Because of this, both assumptions are wrong. Phones may very well cost $100 and retail for $500, but we wouldn’t know that unless we ask the manufacturer - not the company that allows the phone on it’s network - for that kind of information. If Verizon (or any other company) pays $485 for a phone, they’ll probably call full retail $499.99.

The whole reason customers want to sign a contract is so they don’t have to pay the outrageous cost of a phone. As such, the system of discounting has been in place since the inception of this business. But customer beware: the carrier doesn’t value the contract because they want to keep you as a customer, they value it because they want to recoup the cost they’ve invested in your phone. And since they have the early termination fee to cover that, you can assume your contract’s value is minimal.

The discount on the phone - also known as the subsidy - is merely to keep you around long enough to make a profit somewhere in your monthly fees.

As such, the cost of signing a contract is simply your own freedom of choice.
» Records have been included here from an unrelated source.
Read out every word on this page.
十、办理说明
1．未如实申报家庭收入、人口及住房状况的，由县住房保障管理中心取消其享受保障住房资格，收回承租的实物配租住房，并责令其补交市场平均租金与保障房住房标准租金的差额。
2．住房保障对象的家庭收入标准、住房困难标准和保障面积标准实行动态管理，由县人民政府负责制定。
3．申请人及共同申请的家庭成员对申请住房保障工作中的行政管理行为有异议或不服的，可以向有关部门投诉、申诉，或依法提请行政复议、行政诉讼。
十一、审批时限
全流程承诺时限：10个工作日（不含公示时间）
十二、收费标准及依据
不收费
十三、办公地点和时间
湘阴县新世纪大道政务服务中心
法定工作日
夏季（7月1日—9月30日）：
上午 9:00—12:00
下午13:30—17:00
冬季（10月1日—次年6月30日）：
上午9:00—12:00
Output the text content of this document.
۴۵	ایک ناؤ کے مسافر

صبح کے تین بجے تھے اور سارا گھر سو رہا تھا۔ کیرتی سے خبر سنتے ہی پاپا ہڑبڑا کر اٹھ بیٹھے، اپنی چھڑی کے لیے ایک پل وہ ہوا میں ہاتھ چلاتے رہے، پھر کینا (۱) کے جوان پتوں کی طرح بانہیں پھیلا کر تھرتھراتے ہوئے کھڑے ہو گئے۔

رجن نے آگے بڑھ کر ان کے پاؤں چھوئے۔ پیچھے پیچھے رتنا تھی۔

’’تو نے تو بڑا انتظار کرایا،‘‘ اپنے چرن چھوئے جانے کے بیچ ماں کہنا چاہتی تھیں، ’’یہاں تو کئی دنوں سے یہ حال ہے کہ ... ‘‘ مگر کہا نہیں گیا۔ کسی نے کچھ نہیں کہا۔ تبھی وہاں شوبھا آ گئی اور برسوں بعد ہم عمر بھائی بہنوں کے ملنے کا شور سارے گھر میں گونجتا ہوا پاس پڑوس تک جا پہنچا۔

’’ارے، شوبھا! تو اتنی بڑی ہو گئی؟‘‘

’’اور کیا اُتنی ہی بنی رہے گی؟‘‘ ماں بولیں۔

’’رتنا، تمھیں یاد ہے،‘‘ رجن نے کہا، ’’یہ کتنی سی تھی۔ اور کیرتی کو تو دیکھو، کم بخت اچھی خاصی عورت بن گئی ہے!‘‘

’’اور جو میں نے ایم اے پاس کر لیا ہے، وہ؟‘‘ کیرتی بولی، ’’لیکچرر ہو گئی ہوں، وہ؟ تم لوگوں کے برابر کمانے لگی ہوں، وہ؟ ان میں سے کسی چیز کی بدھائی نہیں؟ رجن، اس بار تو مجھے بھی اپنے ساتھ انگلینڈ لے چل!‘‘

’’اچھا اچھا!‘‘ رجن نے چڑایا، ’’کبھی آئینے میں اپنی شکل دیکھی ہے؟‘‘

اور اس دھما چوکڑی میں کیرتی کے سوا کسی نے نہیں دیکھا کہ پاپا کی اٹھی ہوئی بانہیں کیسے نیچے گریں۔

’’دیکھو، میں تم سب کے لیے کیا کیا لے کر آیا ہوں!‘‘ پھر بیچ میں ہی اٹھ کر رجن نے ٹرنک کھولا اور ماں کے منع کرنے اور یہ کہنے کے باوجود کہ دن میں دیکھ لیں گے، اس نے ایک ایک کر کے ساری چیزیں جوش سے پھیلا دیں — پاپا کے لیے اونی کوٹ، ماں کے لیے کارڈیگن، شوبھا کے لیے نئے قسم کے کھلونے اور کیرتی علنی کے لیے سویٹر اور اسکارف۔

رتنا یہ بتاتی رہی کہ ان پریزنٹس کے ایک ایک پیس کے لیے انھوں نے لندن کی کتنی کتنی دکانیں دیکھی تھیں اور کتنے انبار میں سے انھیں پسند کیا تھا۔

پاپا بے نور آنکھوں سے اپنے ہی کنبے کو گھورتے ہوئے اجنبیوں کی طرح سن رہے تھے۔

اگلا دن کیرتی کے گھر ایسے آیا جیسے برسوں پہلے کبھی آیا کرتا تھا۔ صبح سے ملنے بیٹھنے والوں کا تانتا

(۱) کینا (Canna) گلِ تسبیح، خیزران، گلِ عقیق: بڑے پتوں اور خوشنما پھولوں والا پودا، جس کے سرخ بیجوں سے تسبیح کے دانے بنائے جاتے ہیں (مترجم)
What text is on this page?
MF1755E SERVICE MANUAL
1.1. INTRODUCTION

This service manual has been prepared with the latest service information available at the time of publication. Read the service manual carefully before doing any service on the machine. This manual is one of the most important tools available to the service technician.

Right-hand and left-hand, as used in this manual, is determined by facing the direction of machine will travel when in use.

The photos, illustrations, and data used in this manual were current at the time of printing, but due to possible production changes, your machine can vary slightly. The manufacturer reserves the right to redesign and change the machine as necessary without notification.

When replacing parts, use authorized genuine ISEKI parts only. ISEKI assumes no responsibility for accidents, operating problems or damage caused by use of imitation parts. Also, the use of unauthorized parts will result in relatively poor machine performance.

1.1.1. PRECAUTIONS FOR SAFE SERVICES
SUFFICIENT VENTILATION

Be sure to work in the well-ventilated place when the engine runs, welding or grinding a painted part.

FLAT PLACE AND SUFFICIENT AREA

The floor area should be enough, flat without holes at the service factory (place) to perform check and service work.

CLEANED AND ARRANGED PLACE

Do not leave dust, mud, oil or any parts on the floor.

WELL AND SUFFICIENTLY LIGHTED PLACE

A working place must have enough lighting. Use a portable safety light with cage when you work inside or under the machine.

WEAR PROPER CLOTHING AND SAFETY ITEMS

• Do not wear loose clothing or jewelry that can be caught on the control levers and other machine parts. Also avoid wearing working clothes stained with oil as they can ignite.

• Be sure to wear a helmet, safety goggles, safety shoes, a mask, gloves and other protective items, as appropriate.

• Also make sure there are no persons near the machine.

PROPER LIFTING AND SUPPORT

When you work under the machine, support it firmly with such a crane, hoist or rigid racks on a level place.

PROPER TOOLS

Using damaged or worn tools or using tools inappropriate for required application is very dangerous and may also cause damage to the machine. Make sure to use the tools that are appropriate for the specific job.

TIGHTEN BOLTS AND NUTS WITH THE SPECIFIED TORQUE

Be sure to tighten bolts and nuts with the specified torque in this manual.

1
You can choose to not sign a contract and go it alone on the cost of the phone, or you can choose to sign the contract, get a discount on your phone, and agree to let the carrier leech off you for a while. To some, this cost is high. To others, it’s minimal.

What Should I Do?

In the end, the choice is yours. Most people choose to have the carrier’s help with their phone. Most people chose to upgrade and stick with the same company for another year or two. You have the choice of upgrading or not. You have the choice of riding out the contract and going somewhere else. You are in the driver’s seat.

You will need to decide if upgrading your phone is right for you.

Hopefully, some of this basic run-down helps you make that decision.